Avec Karl Lagerfeld, mort mardi 19 février, disparaît un personnage doublement
public : le « kaiser » élitiste de mode et « Karl » l’icône pop et planétaire. Karl Lagerfeld, l’homme, lui, a disparu il y a bien longtemps, car son grand œuvre, ce ne sont pas ses collections de mode mais le (ou les) personnage(s) qu’il a bâti(s) au fil du temps. Forme de protection ou de politesse ? Propension à réécrire l’histoire selon ses propres termes ? En tout cas, ce sens de l’invention, de la ré-invention perpétuelle lui aura assuré la plus longue carrière de l’histoire de la mode.

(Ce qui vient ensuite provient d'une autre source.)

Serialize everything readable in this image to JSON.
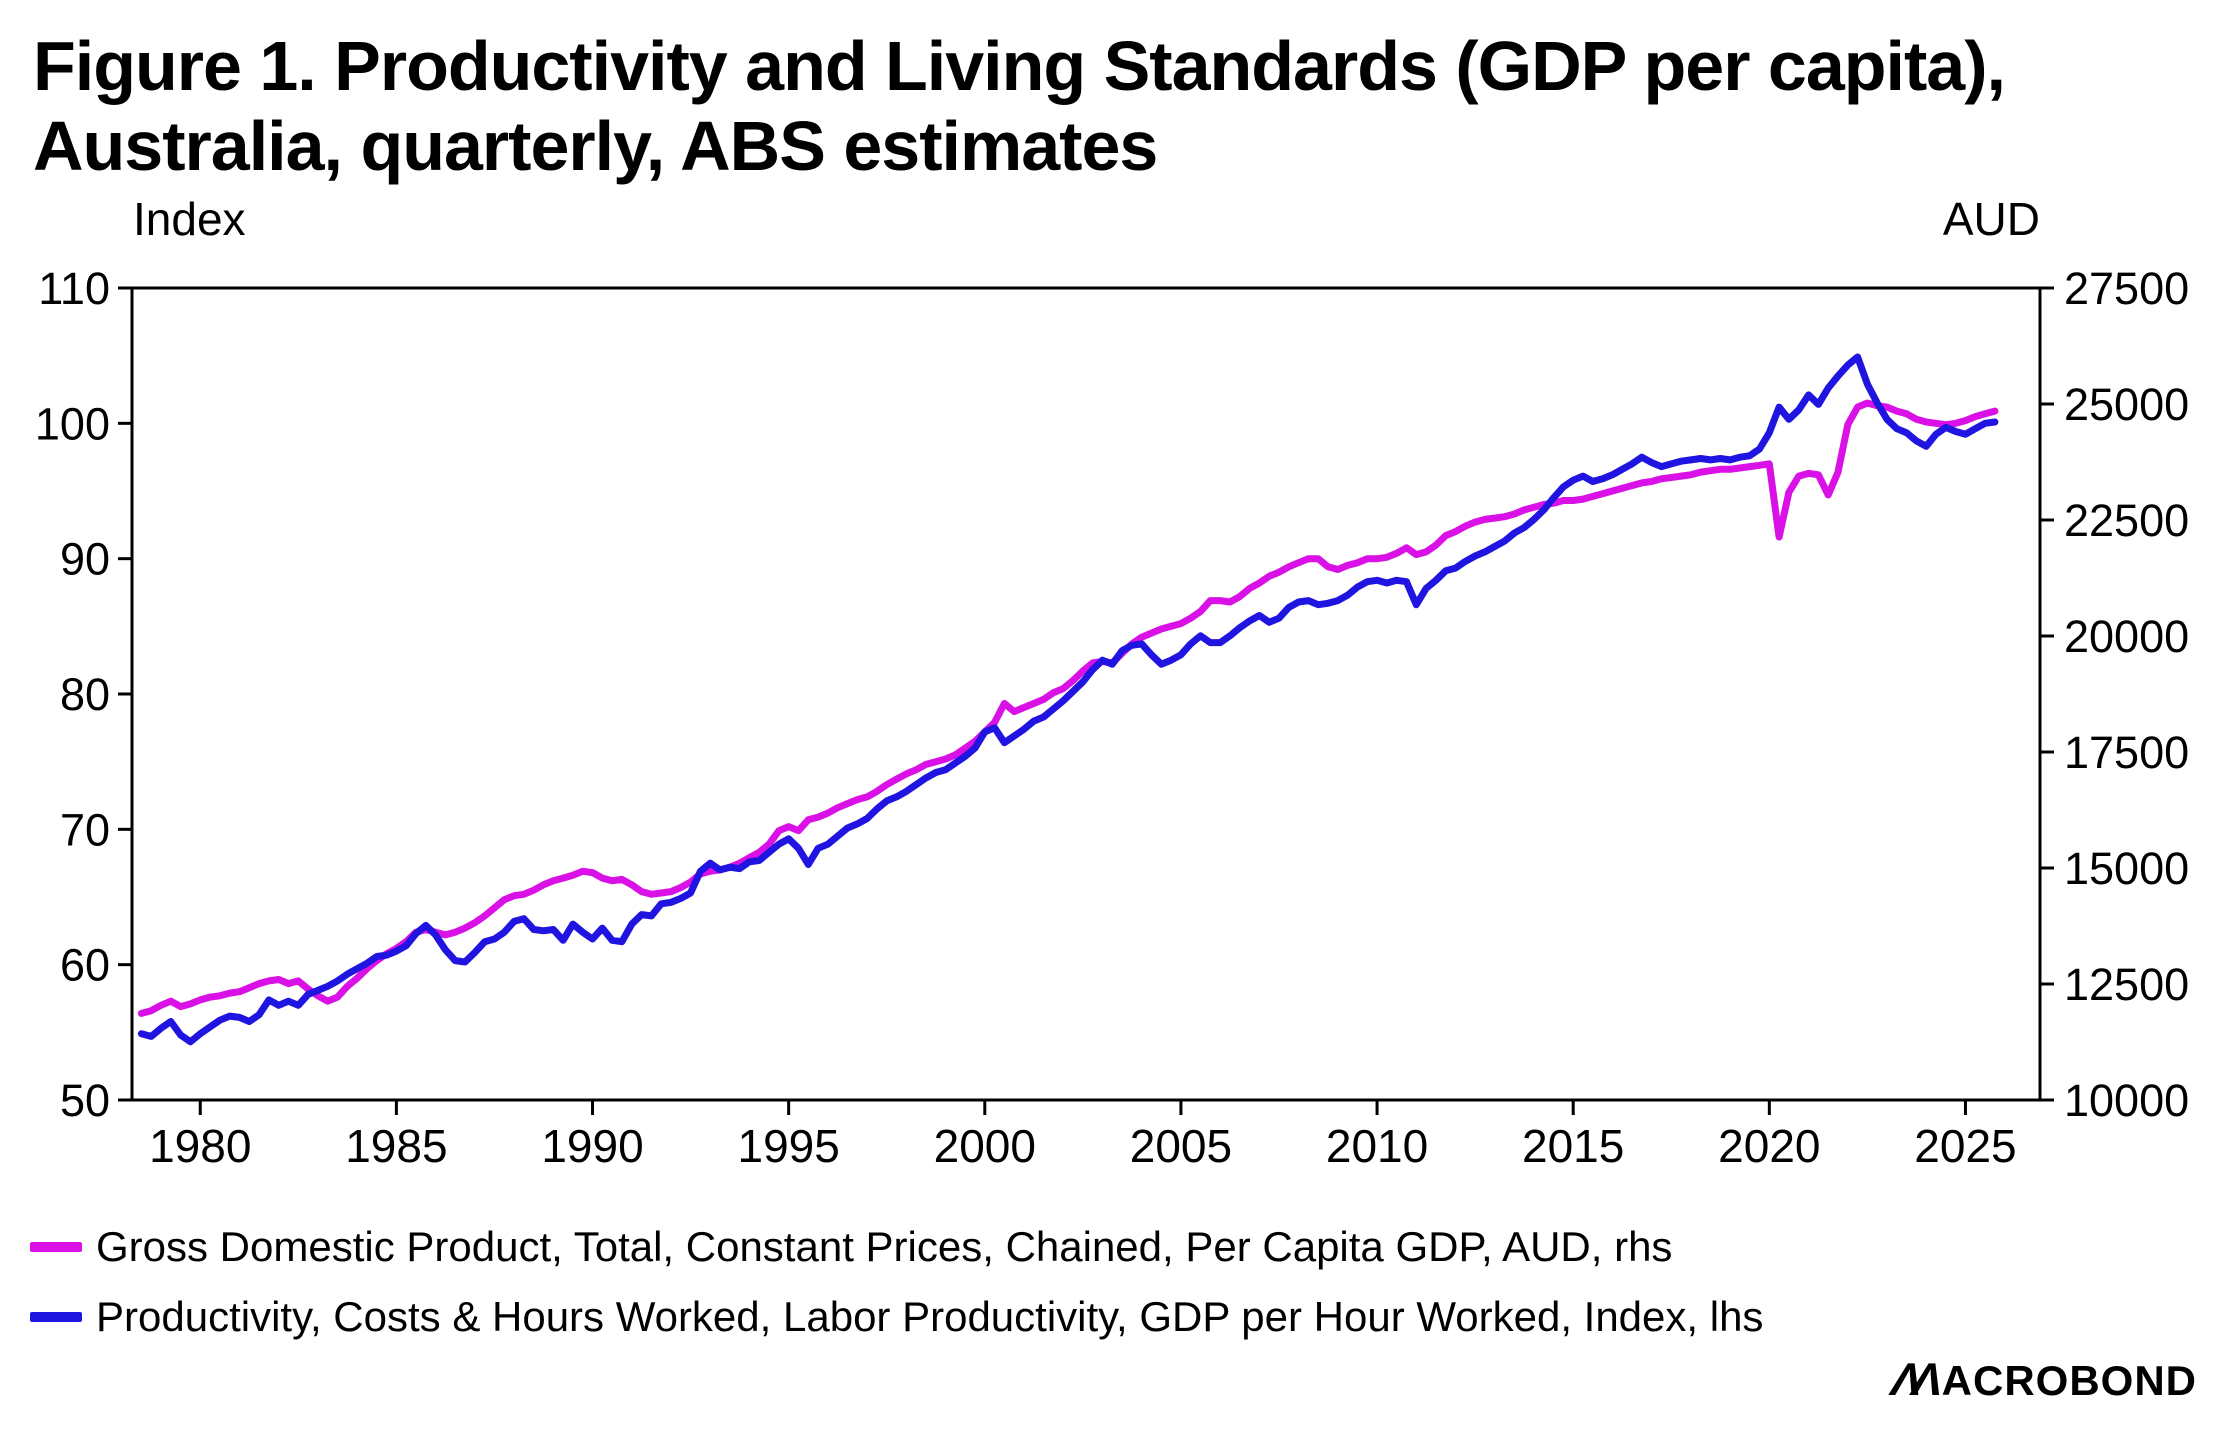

La vie de Karl Lagerfeld est une marche en avant qui ne supporte pas la nostalgie. Le mystère qui entoure son année de naissance (1933, 1935 ?) est, à ce titre, autant un signe de vanité qu’un refus de se retourner. Son goût des aphorismes (dits aussi « karlismes ») est l’ultime écran de fumée, des esquives qui amusent ou qui choquent, c’est encore mieux. Quand on pense à lui, on pense à des objets : un éventail à une certaine époque, des lunettes fumées, un catogan, des mitaines, des diamants sur la cravate et des bagues en argent… les attributs d’un personnage qui a beaucoup joué à être son propre pygmalion.

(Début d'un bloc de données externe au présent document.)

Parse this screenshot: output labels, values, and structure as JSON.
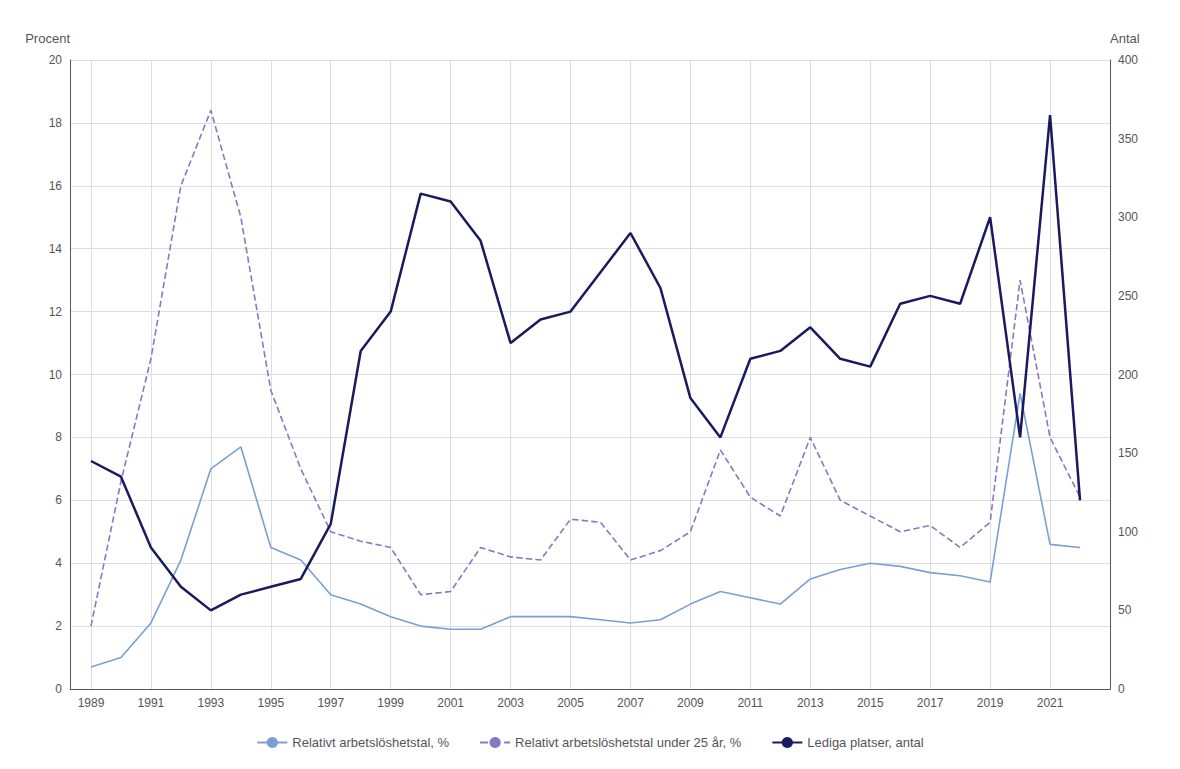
{
  "chart_data": {
    "type": "line",
    "x": [
      1989,
      1990,
      1991,
      1992,
      1993,
      1994,
      1995,
      1996,
      1997,
      1998,
      1999,
      2000,
      2001,
      2002,
      2003,
      2004,
      2005,
      2006,
      2007,
      2008,
      2009,
      2010,
      2011,
      2012,
      2013,
      2014,
      2015,
      2016,
      2017,
      2018,
      2019,
      2020,
      2021,
      2022
    ],
    "xlim": [
      1988.3,
      2023.0
    ],
    "xticks": [
      1989,
      1991,
      1993,
      1995,
      1997,
      1999,
      2001,
      2003,
      2005,
      2007,
      2009,
      2011,
      2013,
      2015,
      2017,
      2019,
      2021
    ],
    "ylim": [
      0,
      20
    ],
    "yticks": [
      0,
      2,
      4,
      6,
      8,
      10,
      12,
      14,
      16,
      18,
      20
    ],
    "y2lim": [
      0,
      400
    ],
    "y2ticks": [
      0,
      50,
      100,
      150,
      200,
      250,
      300,
      350,
      400
    ],
    "ylabel": "Procent",
    "y2label": "Antal",
    "grid": true,
    "legend": "bottom",
    "series": [
      {
        "name": "Relativt arbetslöshetstal, %",
        "color": "#7b9fd4",
        "line_style": "solid",
        "values": [
          0.7,
          1.0,
          2.1,
          4.1,
          7.0,
          7.7,
          4.5,
          4.1,
          3.0,
          2.7,
          2.3,
          2.0,
          1.9,
          1.9,
          2.3,
          2.3,
          2.3,
          2.2,
          2.1,
          2.2,
          2.7,
          3.1,
          2.9,
          2.7,
          3.5,
          3.8,
          4.0,
          3.9,
          3.7,
          3.6,
          3.4,
          9.4,
          4.6,
          4.5
        ]
      },
      {
        "name": "Relativt arbetslöshetstal under 25 år, %",
        "color": "#8878c3",
        "line_style": "dashed",
        "values": [
          2.0,
          6.6,
          10.5,
          16.0,
          18.4,
          15.0,
          9.5,
          7.0,
          5.0,
          4.7,
          4.5,
          3.0,
          3.1,
          4.5,
          4.2,
          4.1,
          5.4,
          5.3,
          4.1,
          4.4,
          5.0,
          7.6,
          6.1,
          5.5,
          8.0,
          6.0,
          5.5,
          5.0,
          5.2,
          4.5,
          5.3,
          13.0,
          8.0,
          6.1
        ]
      },
      {
        "name": "Lediga platser, antal",
        "color": "#1a1a5e",
        "line_style": "solid",
        "axis": "y2",
        "values": [
          145,
          135,
          90,
          65,
          50,
          60,
          65,
          70,
          105,
          215,
          240,
          315,
          310,
          285,
          220,
          235,
          240,
          265,
          290,
          255,
          185,
          160,
          210,
          215,
          230,
          210,
          205,
          245,
          250,
          245,
          300,
          160,
          365,
          120
        ]
      }
    ]
  }
}
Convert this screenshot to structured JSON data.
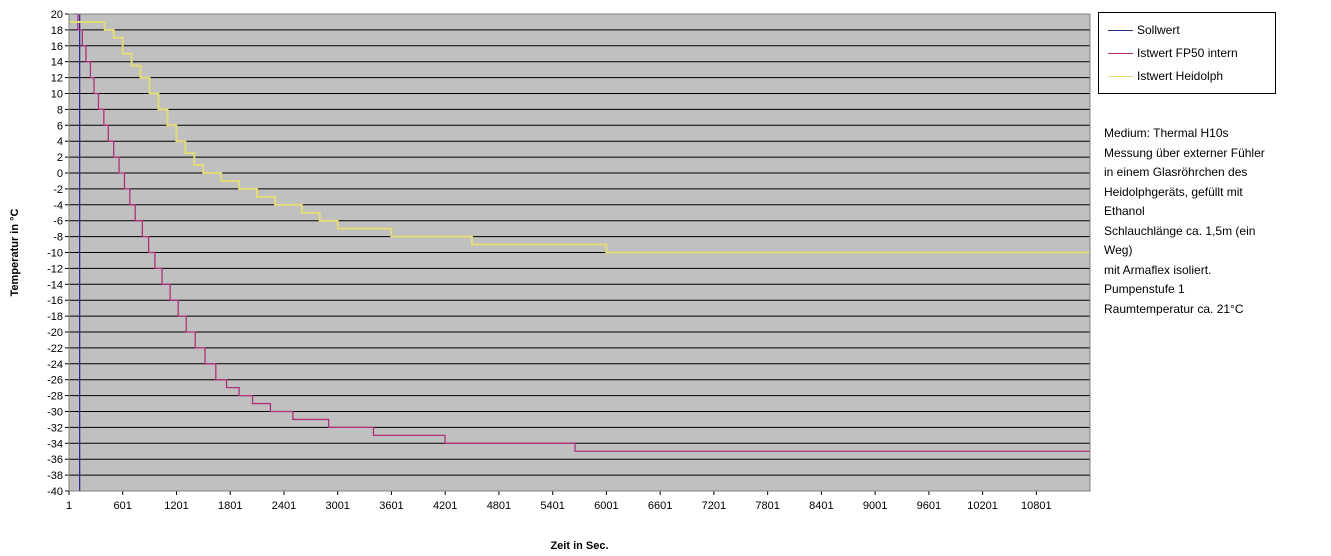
{
  "chart_data": {
    "type": "line",
    "xlabel": "Zeit in Sec.",
    "ylabel": "Temperatur in °C",
    "xlim": [
      1,
      11400
    ],
    "ylim": [
      -40,
      20
    ],
    "grid": true,
    "legend_position": "top-right",
    "plot_background": "#c0c0c0",
    "y_ticks": [
      20,
      18,
      16,
      14,
      12,
      10,
      8,
      6,
      4,
      2,
      0,
      -2,
      -4,
      -6,
      -8,
      -10,
      -12,
      -14,
      -16,
      -18,
      -20,
      -22,
      -24,
      -26,
      -28,
      -30,
      -32,
      -34,
      -36,
      -38,
      -40
    ],
    "x_ticks": [
      1,
      601,
      1201,
      1801,
      2401,
      3001,
      3601,
      4201,
      4801,
      5401,
      6001,
      6601,
      7201,
      7801,
      8401,
      9001,
      9601,
      10201,
      10801
    ],
    "series": [
      {
        "name": "Sollwert",
        "color": "#2b2b8f",
        "points": [
          [
            120,
            20
          ],
          [
            120,
            -40
          ]
        ]
      },
      {
        "name": "Istwert FP50 intern",
        "color": "#b0307a",
        "points": [
          [
            60,
            20
          ],
          [
            100,
            18
          ],
          [
            150,
            16
          ],
          [
            190,
            14
          ],
          [
            240,
            12
          ],
          [
            280,
            10
          ],
          [
            330,
            8
          ],
          [
            390,
            6
          ],
          [
            440,
            4
          ],
          [
            500,
            2
          ],
          [
            560,
            0
          ],
          [
            620,
            -2
          ],
          [
            680,
            -4
          ],
          [
            740,
            -6
          ],
          [
            820,
            -8
          ],
          [
            890,
            -10
          ],
          [
            960,
            -12
          ],
          [
            1040,
            -14
          ],
          [
            1130,
            -16
          ],
          [
            1220,
            -18
          ],
          [
            1310,
            -20
          ],
          [
            1410,
            -22
          ],
          [
            1520,
            -24
          ],
          [
            1640,
            -26
          ],
          [
            1760,
            -27
          ],
          [
            1900,
            -28
          ],
          [
            2050,
            -29
          ],
          [
            2250,
            -30
          ],
          [
            2500,
            -31
          ],
          [
            2900,
            -32
          ],
          [
            3400,
            -33
          ],
          [
            4200,
            -34
          ],
          [
            5650,
            -35
          ],
          [
            11400,
            -35
          ]
        ]
      },
      {
        "name": "Istwert Heidolph",
        "color": "#e2dc78",
        "points": [
          [
            1,
            19
          ],
          [
            300,
            19
          ],
          [
            400,
            18
          ],
          [
            500,
            17
          ],
          [
            600,
            15
          ],
          [
            700,
            13.5
          ],
          [
            800,
            12
          ],
          [
            900,
            10
          ],
          [
            1000,
            8
          ],
          [
            1100,
            6
          ],
          [
            1200,
            4
          ],
          [
            1300,
            2.5
          ],
          [
            1400,
            1
          ],
          [
            1500,
            0
          ],
          [
            1700,
            -1
          ],
          [
            1900,
            -2
          ],
          [
            2100,
            -3
          ],
          [
            2300,
            -4
          ],
          [
            2600,
            -5
          ],
          [
            2800,
            -6
          ],
          [
            3000,
            -7
          ],
          [
            3600,
            -8
          ],
          [
            4500,
            -9
          ],
          [
            6000,
            -10
          ],
          [
            11400,
            -10
          ]
        ]
      }
    ]
  },
  "notes": [
    "Medium: Thermal H10s",
    "Messung über externer Fühler",
    "in einem Glasröhrchen des",
    "Heidolphgeräts, gefüllt mit",
    "Ethanol",
    "Schlauchlänge ca. 1,5m (ein",
    "Weg)",
    "mit Armaflex isoliert.",
    "Pumpenstufe 1",
    "Raumtemperatur ca. 21°C"
  ]
}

Dans ce jeu de construction, l’enfance apparaît par fragments dans ses interviews, et d’anecdote en anecdote, on finit par pouvoir esquisser un certain portrait de l’enfant Lagerfeld. Ses parents sont comme des personnages de roman. D’origine suédoise, son père est un entrepreneur-bourlingueur, dont la passion des affaires triomphera de toutes les vicissitudes de l’histoire : ruiné trois fois, il finira par acheter un vaste domaine agricole près de Hambourg et fera fortune en important en Europe le lait condensé Gloria. Sa mère est une sorte d’héroïne élégante et glaciale que l’on verrait davantage poser pour un portrait de John Singer Sargent que cajoler un enfant : musicienne, folle de haute couture, elle écume les salons parisiens de Piguet, Doucet et Vionnet.

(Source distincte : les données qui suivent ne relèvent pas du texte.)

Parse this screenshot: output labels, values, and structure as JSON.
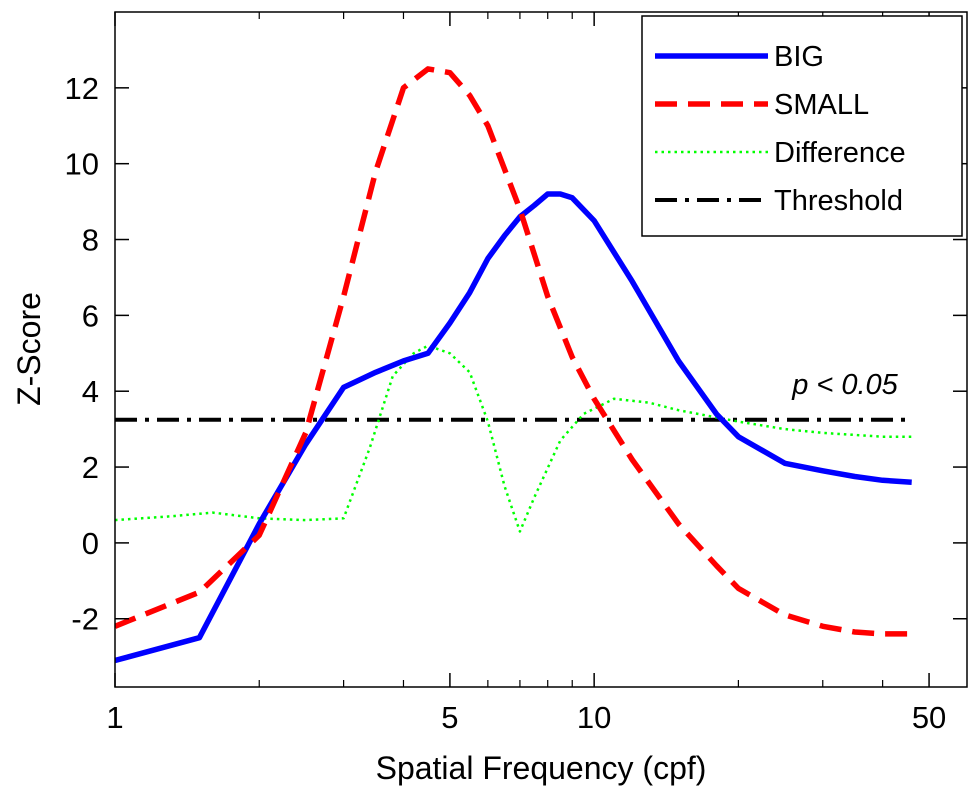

Ce couple épique donne naissance à Karl sur le tard (il a 54 ans, elle, la quarantaine) et leur fils « unique » (il a deux demi-sœurs plus âgées que l’histoire a oubliées) sera le petit prince de la famille, précoce et avide de culture. « J’ai reçu une éducation qui m’a permis de savoir lire, écrire et parler allemand, français et anglais à 6 ans », aime-t-il à répéter. Gâté mais solitaire (sa mère lui accorde, selon ses dires, quatre minutes par jour), il aime se réfugier dans le grenier de la propriété familiale pour dévorer les livres, découvrir les revues de mode et les illustrations d’Aubrey Bearsley. Et, bien sûr, dessiner. Une activité artistique qui agace beaucoup sa génitrice : elle tentera, en vain, de le mettre au piano. Quoique dans une autre version de la même anecdote, sa mère aurait plutôt dissuadé l’enfant d’apprendre le piano en lui disant : « Dessine, cela fait moins de bruit. »

Dans une bulle

Le gamin a tout d’un héros de Tim Burton, plongé dans la prose de Herman Hesse. Il vit dans une bulle pendant la seconde guerre mondiale ; après le conflit, la famille loge même des officiers anglais dans sa propriété. « Un jour le maréchal Montgomery s’est pointé pour une garden-party, avec un superbe duffle-coat », racontait Karl Lagerfeld au Monde en 2001. Une anecdote typiquement lagerfeldienne, où l’absurde croise toujours la vérité.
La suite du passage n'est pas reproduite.